Preview of the Affected Laws

  • Health Laws: Although health is a devolved function, the National Assembly adopted the National (Amendment) Health Laws, Bill and passed it without involving the Senate. The law gave Kenya Medical Supplies Authority (Kemsa) exclusive right to supply medicine and medical equipment to the county governments.
  • Taxes on fuel, mobile money (M-Pesa) transfers and an Sh18 a litre levy on kerosene were yesterday declared illegal after the High Court ruled were passed without the input of the Senate.
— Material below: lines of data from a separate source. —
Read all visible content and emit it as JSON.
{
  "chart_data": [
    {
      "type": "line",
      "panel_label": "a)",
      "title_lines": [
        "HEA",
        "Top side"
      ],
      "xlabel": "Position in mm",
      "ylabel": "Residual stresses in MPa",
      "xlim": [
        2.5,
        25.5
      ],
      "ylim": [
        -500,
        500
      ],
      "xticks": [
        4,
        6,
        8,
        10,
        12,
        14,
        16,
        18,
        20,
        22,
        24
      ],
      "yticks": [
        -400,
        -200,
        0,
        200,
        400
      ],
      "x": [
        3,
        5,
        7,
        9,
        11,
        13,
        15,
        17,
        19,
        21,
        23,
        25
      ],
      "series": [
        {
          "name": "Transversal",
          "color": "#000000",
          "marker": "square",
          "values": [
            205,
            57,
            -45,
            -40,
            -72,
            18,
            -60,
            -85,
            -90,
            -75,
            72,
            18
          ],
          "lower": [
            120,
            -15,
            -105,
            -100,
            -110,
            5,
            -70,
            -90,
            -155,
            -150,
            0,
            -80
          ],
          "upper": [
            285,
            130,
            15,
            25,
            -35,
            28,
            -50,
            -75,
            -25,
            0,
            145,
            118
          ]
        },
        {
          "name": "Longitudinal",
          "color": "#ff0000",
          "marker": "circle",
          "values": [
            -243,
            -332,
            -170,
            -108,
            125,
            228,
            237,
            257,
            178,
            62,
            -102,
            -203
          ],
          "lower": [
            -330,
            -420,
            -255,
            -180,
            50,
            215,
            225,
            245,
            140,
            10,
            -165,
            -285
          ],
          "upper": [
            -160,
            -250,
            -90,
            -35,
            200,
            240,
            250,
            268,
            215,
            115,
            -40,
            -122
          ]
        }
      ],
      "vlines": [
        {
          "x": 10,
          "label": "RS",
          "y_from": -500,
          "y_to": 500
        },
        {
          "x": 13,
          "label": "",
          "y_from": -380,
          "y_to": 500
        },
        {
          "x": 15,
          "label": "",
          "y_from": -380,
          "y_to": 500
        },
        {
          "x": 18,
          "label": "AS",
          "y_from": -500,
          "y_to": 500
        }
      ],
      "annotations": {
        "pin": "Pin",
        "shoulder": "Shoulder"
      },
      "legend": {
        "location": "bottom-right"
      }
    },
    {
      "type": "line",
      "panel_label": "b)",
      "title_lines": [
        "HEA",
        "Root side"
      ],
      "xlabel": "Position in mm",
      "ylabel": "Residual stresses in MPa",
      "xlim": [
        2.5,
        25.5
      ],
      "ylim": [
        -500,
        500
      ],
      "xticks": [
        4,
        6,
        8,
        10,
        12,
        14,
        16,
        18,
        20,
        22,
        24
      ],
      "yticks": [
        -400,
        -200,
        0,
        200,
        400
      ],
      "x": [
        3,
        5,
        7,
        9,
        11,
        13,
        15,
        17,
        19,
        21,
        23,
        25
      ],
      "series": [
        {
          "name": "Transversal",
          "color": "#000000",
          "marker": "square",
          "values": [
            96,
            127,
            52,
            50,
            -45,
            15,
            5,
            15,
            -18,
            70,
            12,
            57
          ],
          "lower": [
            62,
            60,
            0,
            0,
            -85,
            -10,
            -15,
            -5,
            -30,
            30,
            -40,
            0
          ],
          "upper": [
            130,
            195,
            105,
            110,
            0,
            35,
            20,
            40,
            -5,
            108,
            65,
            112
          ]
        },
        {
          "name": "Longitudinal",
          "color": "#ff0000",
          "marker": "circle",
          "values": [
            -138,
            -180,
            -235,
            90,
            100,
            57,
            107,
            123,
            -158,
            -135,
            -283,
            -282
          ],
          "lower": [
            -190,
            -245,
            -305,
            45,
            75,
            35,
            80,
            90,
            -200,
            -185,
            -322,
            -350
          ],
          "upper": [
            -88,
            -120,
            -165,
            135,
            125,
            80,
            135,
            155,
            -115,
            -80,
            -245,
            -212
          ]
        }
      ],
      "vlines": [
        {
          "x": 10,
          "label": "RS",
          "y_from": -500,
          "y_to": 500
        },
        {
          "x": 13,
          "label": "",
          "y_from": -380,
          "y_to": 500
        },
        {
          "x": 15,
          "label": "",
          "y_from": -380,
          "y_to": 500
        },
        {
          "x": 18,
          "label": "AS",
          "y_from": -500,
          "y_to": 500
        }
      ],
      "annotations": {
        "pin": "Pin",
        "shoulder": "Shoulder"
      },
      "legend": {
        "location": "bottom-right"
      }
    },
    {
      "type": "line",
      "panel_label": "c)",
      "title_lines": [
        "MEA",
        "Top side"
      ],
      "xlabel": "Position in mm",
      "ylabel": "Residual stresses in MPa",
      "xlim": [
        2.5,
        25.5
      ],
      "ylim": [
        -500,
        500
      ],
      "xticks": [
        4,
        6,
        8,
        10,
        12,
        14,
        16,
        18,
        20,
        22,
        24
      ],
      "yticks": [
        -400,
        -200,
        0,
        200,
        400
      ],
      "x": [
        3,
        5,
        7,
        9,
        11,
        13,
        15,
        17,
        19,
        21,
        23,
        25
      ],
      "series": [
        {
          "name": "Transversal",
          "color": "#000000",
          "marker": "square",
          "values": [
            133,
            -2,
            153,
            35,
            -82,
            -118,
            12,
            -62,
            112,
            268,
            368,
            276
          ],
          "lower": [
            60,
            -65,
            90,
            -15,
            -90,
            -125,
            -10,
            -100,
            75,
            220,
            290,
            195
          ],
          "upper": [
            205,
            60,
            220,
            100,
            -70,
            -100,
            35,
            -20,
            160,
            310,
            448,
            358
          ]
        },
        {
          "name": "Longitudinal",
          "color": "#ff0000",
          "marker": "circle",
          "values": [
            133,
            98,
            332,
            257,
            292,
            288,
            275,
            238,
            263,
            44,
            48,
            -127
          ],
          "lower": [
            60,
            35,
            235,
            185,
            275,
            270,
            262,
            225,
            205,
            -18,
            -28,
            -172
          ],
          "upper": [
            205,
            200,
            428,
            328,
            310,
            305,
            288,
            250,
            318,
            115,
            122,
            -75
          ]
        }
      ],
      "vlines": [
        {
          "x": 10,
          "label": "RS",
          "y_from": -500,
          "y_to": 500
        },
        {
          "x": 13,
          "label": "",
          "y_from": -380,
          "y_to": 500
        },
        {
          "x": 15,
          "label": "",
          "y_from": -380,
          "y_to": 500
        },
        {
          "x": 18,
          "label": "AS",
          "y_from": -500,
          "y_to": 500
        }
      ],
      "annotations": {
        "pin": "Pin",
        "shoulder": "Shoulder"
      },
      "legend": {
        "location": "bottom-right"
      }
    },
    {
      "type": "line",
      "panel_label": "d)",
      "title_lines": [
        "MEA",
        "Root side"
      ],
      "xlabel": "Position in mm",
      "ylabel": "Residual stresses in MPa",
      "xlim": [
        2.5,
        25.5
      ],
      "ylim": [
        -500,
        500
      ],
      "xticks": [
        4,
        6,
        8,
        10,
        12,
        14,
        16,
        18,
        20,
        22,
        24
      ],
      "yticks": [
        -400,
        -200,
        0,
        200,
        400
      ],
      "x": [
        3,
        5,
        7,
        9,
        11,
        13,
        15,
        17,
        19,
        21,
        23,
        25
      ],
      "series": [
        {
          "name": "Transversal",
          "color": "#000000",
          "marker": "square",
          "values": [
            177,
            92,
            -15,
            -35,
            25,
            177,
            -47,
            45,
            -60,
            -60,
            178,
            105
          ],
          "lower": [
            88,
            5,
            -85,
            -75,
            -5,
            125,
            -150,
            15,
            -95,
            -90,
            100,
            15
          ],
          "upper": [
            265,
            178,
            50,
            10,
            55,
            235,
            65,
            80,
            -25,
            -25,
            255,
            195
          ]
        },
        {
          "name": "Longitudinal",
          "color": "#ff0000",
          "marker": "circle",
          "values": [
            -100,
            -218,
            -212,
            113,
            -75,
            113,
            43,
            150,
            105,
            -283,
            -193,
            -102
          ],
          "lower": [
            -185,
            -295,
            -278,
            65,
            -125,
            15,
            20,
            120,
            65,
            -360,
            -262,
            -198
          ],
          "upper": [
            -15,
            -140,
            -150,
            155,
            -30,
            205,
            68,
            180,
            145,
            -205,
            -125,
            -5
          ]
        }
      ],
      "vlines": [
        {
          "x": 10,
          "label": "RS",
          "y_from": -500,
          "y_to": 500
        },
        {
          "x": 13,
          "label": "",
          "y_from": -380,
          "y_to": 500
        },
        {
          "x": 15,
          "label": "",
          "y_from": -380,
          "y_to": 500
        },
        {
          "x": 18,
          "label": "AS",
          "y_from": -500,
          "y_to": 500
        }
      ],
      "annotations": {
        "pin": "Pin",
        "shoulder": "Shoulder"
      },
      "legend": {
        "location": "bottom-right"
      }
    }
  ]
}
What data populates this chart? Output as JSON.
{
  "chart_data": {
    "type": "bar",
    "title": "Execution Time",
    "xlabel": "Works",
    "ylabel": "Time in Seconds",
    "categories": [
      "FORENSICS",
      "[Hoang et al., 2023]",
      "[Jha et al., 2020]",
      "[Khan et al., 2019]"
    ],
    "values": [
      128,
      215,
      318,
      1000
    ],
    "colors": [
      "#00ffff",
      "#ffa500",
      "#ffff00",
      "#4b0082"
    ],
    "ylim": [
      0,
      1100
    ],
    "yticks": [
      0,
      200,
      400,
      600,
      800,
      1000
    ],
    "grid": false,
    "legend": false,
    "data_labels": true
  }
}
However, the 9 month suspension of the quashing of the laws such as the Finance Act 2018, the Tax Laws (Amendments) and the Statute Law (Miscellaneous Amendment), means that consumers will continue paying the taxes up to July, offering relief to the Kenya Revenue Authority (KRA) that is struggling to meet revenue targets in the wake of coronavirus economic hardships.
  • Computer Misuse and Cyber Crime Act is another contentious law affected by the judgement is the. The Act recommends a fine of Sh20 million or a prison term of 10 years, or both, for harassing a person through the internet by making posts that are indecent or grossly offensive.

It also recommends the above penalties for posting information that may cause another person’s apprehension or fear of violence, damage or loss of his/her property. The Act also illegalises the publishing of false and misleading information, fake news is a crime and if found guilty the offender is liable to a fine of Sh5 million or two years imprisonment.